Я вошла — все было готово, часть людей ушла; те, что остались, жались к стенам. Тарелки стереокамер направлены в центр, на стоящую там троицу. Я вышла в круг, трое ухмылялись.
— Бой.
И всё, память отказывает. Бой я знаю, посмотрев съемку. Первый приближается и падает с перебитой шеей. Мы начинаем кружить с двумя, второй кидается и получает шоковый болевой удар. Третий — самый опасный; мы кружим, он нападает — я ускользаю. Вдруг он кидается в бок, в его руках оказывается коската, лицо озаряется хищной победной улыбкой. Он замирает в высокой позиции; я, как бы танцуя, иду на него; он замахивается, мои движения смазаны и … его голова слетает с плеч, кровь фонтанирует из шеи. Коската у меня в руках, я ищу ее хозяина, натыкаюсь на испуганный взгляд Гауфмана, опускаю глаза вниз — пустые ножны, и всаживаю коскату ему в бедро навылет.
— Признается ли дуэль честной? — безжизненный голос, мой.
— Да. — Отец.
— Да. — Соденберг.
Я выхожу из зала, мне почему-то очень нужно оказаться одной.

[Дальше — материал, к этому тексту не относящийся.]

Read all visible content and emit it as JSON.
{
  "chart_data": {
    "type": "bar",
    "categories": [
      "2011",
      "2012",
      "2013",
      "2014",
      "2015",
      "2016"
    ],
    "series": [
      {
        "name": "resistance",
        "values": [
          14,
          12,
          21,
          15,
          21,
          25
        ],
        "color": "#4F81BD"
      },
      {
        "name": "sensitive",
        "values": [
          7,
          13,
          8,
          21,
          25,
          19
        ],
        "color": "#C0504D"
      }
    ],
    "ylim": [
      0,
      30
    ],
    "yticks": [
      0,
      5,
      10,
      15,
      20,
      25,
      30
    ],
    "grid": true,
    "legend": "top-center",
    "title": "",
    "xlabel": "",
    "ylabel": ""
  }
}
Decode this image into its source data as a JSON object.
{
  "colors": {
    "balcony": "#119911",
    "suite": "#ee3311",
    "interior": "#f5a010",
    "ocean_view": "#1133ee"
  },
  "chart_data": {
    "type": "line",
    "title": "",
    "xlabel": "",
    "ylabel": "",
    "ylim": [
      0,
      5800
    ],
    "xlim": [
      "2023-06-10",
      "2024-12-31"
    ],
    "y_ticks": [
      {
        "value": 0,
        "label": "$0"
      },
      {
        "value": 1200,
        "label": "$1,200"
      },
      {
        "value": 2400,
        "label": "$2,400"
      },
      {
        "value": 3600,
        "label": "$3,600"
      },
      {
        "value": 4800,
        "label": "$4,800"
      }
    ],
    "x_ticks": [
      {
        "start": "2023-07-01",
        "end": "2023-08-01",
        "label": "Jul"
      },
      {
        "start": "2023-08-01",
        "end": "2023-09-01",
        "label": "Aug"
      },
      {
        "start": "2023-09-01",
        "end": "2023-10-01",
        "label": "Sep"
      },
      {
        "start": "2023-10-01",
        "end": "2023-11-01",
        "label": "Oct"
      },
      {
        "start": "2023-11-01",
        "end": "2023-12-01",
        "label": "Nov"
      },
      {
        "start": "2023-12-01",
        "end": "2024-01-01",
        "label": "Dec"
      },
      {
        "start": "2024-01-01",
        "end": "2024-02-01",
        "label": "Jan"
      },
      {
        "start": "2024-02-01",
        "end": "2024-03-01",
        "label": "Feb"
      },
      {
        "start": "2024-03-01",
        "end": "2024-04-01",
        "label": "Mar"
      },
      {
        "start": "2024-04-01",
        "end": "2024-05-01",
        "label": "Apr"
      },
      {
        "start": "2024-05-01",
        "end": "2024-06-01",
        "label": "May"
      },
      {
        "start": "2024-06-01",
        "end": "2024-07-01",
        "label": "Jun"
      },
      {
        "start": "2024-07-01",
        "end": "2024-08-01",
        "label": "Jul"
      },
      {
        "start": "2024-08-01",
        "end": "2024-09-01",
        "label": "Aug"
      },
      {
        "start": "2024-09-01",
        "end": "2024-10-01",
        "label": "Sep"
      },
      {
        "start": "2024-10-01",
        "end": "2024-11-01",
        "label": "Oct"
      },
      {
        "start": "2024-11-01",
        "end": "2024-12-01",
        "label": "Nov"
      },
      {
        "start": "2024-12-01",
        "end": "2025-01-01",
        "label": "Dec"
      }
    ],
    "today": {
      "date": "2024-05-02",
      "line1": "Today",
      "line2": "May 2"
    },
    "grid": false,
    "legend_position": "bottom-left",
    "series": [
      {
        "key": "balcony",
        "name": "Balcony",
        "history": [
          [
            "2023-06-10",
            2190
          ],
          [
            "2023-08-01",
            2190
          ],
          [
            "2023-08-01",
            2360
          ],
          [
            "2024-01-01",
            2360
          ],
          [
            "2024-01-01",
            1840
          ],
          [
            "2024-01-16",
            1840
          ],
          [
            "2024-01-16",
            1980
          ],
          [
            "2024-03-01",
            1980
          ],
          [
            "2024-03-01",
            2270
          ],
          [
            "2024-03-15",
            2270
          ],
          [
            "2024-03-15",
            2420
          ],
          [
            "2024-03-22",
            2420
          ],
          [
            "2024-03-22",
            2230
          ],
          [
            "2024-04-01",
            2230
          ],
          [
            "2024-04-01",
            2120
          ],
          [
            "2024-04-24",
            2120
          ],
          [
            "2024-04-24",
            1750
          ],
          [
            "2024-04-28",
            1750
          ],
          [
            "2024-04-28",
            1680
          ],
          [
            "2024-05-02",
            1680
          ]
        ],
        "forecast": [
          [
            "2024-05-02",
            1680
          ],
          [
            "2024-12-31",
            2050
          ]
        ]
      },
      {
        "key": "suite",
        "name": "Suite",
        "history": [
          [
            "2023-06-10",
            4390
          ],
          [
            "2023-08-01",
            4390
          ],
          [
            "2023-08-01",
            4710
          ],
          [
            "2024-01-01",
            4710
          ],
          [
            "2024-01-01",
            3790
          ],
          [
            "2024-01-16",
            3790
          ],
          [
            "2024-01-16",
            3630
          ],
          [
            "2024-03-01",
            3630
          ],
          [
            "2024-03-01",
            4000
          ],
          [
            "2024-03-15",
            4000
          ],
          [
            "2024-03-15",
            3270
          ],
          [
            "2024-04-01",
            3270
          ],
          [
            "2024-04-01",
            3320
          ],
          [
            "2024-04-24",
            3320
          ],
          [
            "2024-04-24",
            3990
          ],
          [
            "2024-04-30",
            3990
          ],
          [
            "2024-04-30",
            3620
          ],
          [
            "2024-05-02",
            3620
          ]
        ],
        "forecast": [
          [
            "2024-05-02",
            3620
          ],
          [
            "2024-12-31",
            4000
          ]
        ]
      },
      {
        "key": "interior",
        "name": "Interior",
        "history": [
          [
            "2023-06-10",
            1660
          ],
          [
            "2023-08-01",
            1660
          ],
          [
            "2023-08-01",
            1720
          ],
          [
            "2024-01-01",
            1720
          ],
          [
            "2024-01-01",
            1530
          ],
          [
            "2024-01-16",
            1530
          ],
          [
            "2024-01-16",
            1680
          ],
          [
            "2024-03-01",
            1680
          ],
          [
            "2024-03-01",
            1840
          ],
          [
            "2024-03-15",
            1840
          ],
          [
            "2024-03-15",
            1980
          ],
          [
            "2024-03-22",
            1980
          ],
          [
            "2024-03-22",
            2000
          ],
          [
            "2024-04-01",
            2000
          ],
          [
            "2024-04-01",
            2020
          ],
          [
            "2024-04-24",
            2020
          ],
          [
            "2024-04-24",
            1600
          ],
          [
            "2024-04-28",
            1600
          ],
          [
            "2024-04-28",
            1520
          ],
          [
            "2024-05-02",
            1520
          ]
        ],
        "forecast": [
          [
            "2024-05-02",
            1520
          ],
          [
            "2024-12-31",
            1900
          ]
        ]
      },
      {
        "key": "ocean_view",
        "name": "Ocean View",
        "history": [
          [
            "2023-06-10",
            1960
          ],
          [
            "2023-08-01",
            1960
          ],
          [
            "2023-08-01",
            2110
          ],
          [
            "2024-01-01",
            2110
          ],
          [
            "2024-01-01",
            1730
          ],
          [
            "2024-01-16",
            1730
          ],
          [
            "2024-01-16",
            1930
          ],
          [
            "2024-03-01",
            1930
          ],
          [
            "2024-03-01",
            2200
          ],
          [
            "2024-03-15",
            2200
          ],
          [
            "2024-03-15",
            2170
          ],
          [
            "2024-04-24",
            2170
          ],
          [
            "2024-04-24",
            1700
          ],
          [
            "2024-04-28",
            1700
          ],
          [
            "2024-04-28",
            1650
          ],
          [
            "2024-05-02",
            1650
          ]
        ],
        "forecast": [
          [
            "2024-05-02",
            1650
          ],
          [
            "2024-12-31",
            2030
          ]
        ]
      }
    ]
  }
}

Я иду к тому классу — хвала Судьбе, он не заперт, захожу, закрываю дверь. Пол летит мне в лицо, успеваю завалиться набок. Из горла рвется крик, глушу его рукавом, но даю себе выкричаться, я катаюсь по полу, как будто в шторм на яхте. Кричу долго, крик высвобождает слезы, наконец-то они хлынули, дальше будет легче. Когда я уже смогла плакать, не подвывая, пришли мысли. Отец, как он мог? Как он мог заставить меня убить троих человек, не из самообороны, а так, просто так. Ронан рассказывал, что он дрался на дуэли два раза — измолол противникам все кости, и от него отстали — зауважали. Зачем надо было убивать, достаточно было искалечить, я бы смогла сделать это зрелищно. Почему отец отдал этот приказ мне, не брату? Почему? Почему он не пощадил мои чувства? Он что, считает меня машиной для убийств? И как местные отнесутся к смерти своих? Не станут ли мстить? Хотя, если отец пошел на такое, значит, не станут, он всегда все хорошо просчитывает. И опять: почему отец сделал это, я что для него, ничего не значу? Истерика постепенно затихла, не оставив сил даже дышать. Расплата за насилие над собой, своим разумом и телом. Надо шевелиться, надо, время идет, я и так здесь почти час, меня, наверное, уже ищут, а Вольф может привести их сюда. Увидят на полу, зареванную — и все насмарку. Я тяжело встала, включила, зажмурившись, свет, достала платок, промокнула лицо. Хорошо, что запаслась мазью от ударов, она всегда при мне, на поясе; в очень маленьких количествах она снимает отеки, главное, не нанести ее слишком много. Нанесла, промокнула, снова села на пол, пытаясь хоть чуть собраться с силами — у меня ноги подкашивались, что было результатом шоковой нагрузки во время дуэли. Прошло несколько минут в блаженной тишине, неожиданно в дверь постучали — то ли звукоизоляция хорошая, то ли подошедший был в мягких ботинках. Этот стук впрыснул в кровь так необходимый мне адреналин. Я встала и открыла дверь. На пороге стоял мужчина (кто ж еще, не женщина же!) до тридцати, пол-лица — ужасная ожоговая маска, пол-лица — на зависть донжанам.
— Госпожа Викен…
— Леди Викен-Синоби.
— Леди, прошу следовать за мной, мы уже улетаем обратно, в двенадцатую учебку. — Говорил он неуверенно, собираясь с мыслями.
— Мы?
— Ректор Вольф и я… Инструктор Хорзан.
— Рада знакомству, инструктор Хорзан. — Я ответила ему, мягко говоря, язвительно, но Хорзан не отреагировал.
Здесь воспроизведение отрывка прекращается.